Charles Scholz has broken the Cult of the Damned's dress code.
Hiding in Your Closet is actually the cult's party-clown.
Wylliam Harrison ended the Cold War by strapping rockets to Liberace and firing him over Moscow
Pulg ended the Hundred Years War by showing up in the middle of England and giving every side something to focus their xenophobia on, then running away really really fast.
IHIYC has succesfully played a vigilantee in town of salem, sadly off'ing the mayor.
IHIYC was a vigilantee code named "Juggler" and TFF was his side-kick code named "Snuggler"......
And Kenderkin was their archenemy under the codename crocadillicus.
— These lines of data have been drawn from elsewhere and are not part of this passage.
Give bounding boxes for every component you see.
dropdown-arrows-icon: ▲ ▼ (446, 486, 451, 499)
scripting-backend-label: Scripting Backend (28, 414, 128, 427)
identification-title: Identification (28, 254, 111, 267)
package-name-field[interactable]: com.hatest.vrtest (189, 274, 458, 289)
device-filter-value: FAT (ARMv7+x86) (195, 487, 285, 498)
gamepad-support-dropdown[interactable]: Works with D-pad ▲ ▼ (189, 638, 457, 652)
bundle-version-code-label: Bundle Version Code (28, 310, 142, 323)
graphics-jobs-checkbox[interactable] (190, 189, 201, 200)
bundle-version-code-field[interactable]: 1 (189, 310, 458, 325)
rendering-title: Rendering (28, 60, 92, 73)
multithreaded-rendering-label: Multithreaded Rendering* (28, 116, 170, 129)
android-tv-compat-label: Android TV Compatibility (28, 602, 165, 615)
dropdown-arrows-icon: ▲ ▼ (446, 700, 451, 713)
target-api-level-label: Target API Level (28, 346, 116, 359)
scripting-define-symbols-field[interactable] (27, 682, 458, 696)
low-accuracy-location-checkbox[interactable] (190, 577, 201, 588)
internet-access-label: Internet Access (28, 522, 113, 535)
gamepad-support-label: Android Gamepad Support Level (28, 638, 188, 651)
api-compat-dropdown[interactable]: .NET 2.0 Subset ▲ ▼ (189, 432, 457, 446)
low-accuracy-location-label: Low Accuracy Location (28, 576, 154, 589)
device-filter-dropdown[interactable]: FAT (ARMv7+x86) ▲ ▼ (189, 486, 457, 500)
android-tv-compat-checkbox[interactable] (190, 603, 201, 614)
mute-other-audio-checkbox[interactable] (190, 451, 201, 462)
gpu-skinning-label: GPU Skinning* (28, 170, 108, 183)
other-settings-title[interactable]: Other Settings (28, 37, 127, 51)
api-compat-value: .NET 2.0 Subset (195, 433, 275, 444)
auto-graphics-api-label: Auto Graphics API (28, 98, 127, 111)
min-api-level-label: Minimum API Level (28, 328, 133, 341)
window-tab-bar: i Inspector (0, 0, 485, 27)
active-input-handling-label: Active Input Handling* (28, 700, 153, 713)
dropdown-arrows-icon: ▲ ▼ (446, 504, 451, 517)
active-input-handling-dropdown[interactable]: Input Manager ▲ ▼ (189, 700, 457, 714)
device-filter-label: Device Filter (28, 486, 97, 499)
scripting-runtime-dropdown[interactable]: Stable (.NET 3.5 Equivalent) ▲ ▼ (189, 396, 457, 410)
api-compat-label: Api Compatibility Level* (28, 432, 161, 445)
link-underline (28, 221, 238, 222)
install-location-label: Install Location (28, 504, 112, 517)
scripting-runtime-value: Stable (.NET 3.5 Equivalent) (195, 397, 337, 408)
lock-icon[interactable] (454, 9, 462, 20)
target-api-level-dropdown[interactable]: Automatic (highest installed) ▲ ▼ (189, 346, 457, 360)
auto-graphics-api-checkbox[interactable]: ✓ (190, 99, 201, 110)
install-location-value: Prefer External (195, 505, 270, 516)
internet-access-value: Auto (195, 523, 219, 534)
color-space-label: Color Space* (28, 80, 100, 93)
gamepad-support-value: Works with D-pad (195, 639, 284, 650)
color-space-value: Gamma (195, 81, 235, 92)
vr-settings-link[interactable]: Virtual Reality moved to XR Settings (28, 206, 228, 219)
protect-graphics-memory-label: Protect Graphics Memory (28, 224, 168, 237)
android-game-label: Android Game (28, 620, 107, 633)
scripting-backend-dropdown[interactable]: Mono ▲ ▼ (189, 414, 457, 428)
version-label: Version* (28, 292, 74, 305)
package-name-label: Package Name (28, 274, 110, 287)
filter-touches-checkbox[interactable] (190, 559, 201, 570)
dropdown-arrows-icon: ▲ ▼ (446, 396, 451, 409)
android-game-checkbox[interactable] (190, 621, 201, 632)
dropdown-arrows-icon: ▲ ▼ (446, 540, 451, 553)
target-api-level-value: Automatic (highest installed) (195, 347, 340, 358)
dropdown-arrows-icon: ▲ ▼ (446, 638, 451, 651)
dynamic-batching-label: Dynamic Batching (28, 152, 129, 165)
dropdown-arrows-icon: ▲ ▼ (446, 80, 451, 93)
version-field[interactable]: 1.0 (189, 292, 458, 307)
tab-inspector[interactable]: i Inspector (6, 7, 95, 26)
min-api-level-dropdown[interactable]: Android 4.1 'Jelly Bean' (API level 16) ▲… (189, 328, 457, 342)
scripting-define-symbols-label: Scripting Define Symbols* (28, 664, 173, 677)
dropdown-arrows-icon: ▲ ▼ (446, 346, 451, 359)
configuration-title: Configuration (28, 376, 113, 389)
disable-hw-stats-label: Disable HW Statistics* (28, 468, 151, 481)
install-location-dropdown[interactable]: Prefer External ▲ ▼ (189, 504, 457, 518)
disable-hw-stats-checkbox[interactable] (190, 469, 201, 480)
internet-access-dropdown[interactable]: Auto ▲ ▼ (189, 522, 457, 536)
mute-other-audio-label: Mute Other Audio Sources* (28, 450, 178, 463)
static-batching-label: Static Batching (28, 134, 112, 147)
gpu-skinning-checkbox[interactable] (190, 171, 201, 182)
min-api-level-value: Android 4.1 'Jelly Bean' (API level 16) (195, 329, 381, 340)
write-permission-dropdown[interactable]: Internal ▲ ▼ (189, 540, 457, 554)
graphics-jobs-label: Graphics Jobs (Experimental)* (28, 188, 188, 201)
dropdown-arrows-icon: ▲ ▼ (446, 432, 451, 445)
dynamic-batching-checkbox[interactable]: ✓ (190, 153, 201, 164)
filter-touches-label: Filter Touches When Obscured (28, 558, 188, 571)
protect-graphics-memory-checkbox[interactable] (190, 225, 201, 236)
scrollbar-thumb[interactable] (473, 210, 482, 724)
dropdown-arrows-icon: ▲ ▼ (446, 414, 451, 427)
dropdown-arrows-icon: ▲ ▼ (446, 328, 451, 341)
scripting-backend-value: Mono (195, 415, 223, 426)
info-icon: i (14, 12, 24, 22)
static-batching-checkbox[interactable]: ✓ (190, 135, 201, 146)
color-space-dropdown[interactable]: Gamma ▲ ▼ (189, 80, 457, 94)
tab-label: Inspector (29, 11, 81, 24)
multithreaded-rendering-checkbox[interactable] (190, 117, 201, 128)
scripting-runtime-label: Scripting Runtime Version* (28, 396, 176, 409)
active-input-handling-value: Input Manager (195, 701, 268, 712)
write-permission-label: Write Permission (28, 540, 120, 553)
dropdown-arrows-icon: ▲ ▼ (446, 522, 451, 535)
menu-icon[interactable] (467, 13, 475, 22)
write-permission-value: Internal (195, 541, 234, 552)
Jurassic Bard works in a nursinghome as its mascot
Jurassic Bard, hear the roar feel the roar.....a one hit wonder...a long long time ago.
Wylliam's twin is named Mylliam....
Kender are infamous for "borrowing" other people's stuff. KenderKin, being Kin to Kender but not actually Kender and hence somewhat different, prefers to "borrow" other people's lives.
IHIYC doesn't bother to borrow, he just watches from the closet....
Kenderkin never had any eyes but he's got two mouths: one with large black teeth, the other with small pearly teeth.
In his absence, Quiche Lisp has had a liposuction.
The Fiend Fantastic sports a fake beard and this is the reason why lemures snicker behing his back.
Quiche Lisp is not actually bald, he just shaves his head everyday because it gets very itchy with hair.
Jurassic bard's acting career has totally failed because at auditions he only does "Barney" impressions...
Kenderkin is actually called Kinderken
Wylliam Harrison is a were-Chuck Norris. Every full moon he has nightmares about Bruce Lee.
IHIYC is a Ronald McDonald clown gothed up for Dragon Con
krevon's promoting the latest sneaker brand
The Fiend Fantastic is nauseated by the sight of blood.
Quiche Lisp hates Kryspy kream doughnuts,
krevon doesn't understand the difference between the Ku Klux Klan and the Wu-Tang Clan. It's practically a miracle nobody's shot him.
The closet clown is promoting the latest facepaint brand, "silky soft".